E.B E.B
562
BLOG

Konwencja do ratyfikacji czy do kosza?

E.B E.B Społeczeństwo Obserwuj notkę 30

 „Konwencja w sprawie zapobiegania i zwalczania przemocy wobec kobiet i  przemocy domowej” została opracowana przez Radę Europy.

Rada Europy nie jest instytucją Unii Europejskiej.

Powstała  5 maja 1949 roku, założona przez  10 państw (Belgię, Danię, Francję, Holandię, Irlandię, Luksemburg, Norwegię, Szwecję, Wielką Brytanię i Włochy).  Była odpowiedzią na potrzebę zbudowania bardziej zintegrowanej Europy, odporniejszej na konflikty rozwiązywane poprzez wojny, potrzebę wyrażoną dobitnie w 1946 roku przez Winstona Churchilla:

 "musimy zbudować pewnego rodzaju Stany Zjednoczone Europy".

Stopniowo przystępowały do niej inne państwa europejskie, a także spoza Europy. Po upadku żelaznej kurtyny szeregi Rady Europy zasiliły państwa zza tej kurtyny. Polska została przyjęta w 1991r. Obecnie RE liczy 47 członków, w tym spoza Europy dołączyły do niej: Armenia, Azerbejdżan, Cypr, Gruzja, Rosja oraz Turcja. Status obserwatora przy RE mają: Stolica Apostolska, USA, Kanada, Meksyk, Japonia i Izrael. Siedzibą jest Strasburg.

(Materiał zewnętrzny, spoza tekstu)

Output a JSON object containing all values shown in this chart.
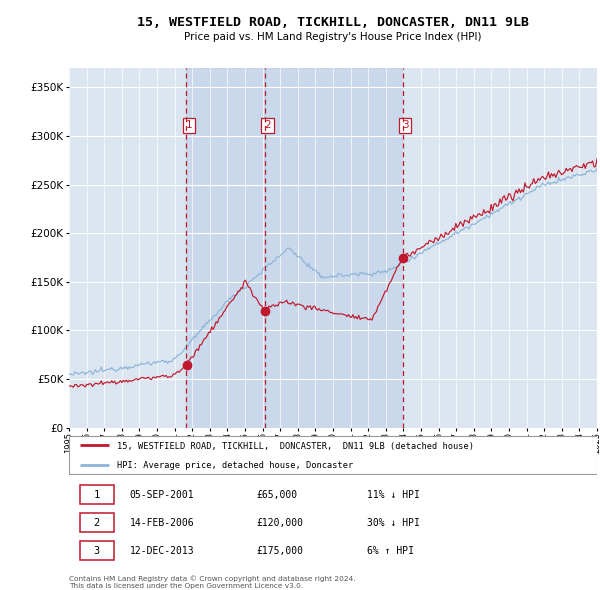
{
  "title": "15, WESTFIELD ROAD, TICKHILL, DONCASTER, DN11 9LB",
  "subtitle": "Price paid vs. HM Land Registry's House Price Index (HPI)",
  "legend_line1": "15, WESTFIELD ROAD, TICKHILL,  DONCASTER,  DN11 9LB (detached house)",
  "legend_line2": "HPI: Average price, detached house, Doncaster",
  "sale1_date": "05-SEP-2001",
  "sale1_price": 65000,
  "sale1_hpi_txt": "11% ↓ HPI",
  "sale1_year": 2001.67,
  "sale2_date": "14-FEB-2006",
  "sale2_price": 120000,
  "sale2_hpi_txt": "30% ↓ HPI",
  "sale2_year": 2006.12,
  "sale3_date": "12-DEC-2013",
  "sale3_price": 175000,
  "sale3_hpi_txt": "6% ↑ HPI",
  "sale3_year": 2013.95,
  "bg_color": "#dce6f1",
  "red_line_color": "#c0182c",
  "blue_line_color": "#8db4d9",
  "grid_color": "#ffffff",
  "ylim": [
    0,
    370000
  ],
  "yticks": [
    0,
    50000,
    100000,
    150000,
    200000,
    250000,
    300000,
    350000
  ],
  "xstart": 1995,
  "xend": 2025,
  "footnote": "Contains HM Land Registry data © Crown copyright and database right 2024.\nThis data is licensed under the Open Government Licence v3.0."
}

Rada Europy zajmuje się szeroko rozumianą sferą ochrony praw człowieka, w tym ochroną mniejszości narodowych, etnicznych, językowych, religijnych, kulturalnych, czy seksualnych. Prowadzi również działania w dziedzinie spraw społecznych, gospodarczych, ochrony zdrowia, edukacji, kultury, mediów, ochrony środowiska młodzieży, sportu i współpracy prawnej.

Jej głównym celem jest „osiągnięcie większej jedności między jej członkami, aby chronić i wcielać w życie ideały i zasady stanowiące ich wspólne dziedzictwo oraz aby ułatwić ich postęp ekonomiczny i społeczny” (art. 1a Statutu Rady Europy).

Rada Europy przyjmuje dokumenty mające charakter traktatów międzynarodowych, zwane konwencjami, do których mogą przystępować państwa członkowskie, a w niektórych przypadkach także europejskie i poza europejskie kraje nie członkowskie. Konwencja wchodzi w życie, jeśli zostanie podpisana i ratyfikowana przez odpowiednią liczbę państw.

Podstawową konwencją, którą muszą podpisać wszystkie państwa członkowskie jest Konwencja Praw Człowieka przyjęta w 1950r. Do tej pory przyjęto około 200 konwencji.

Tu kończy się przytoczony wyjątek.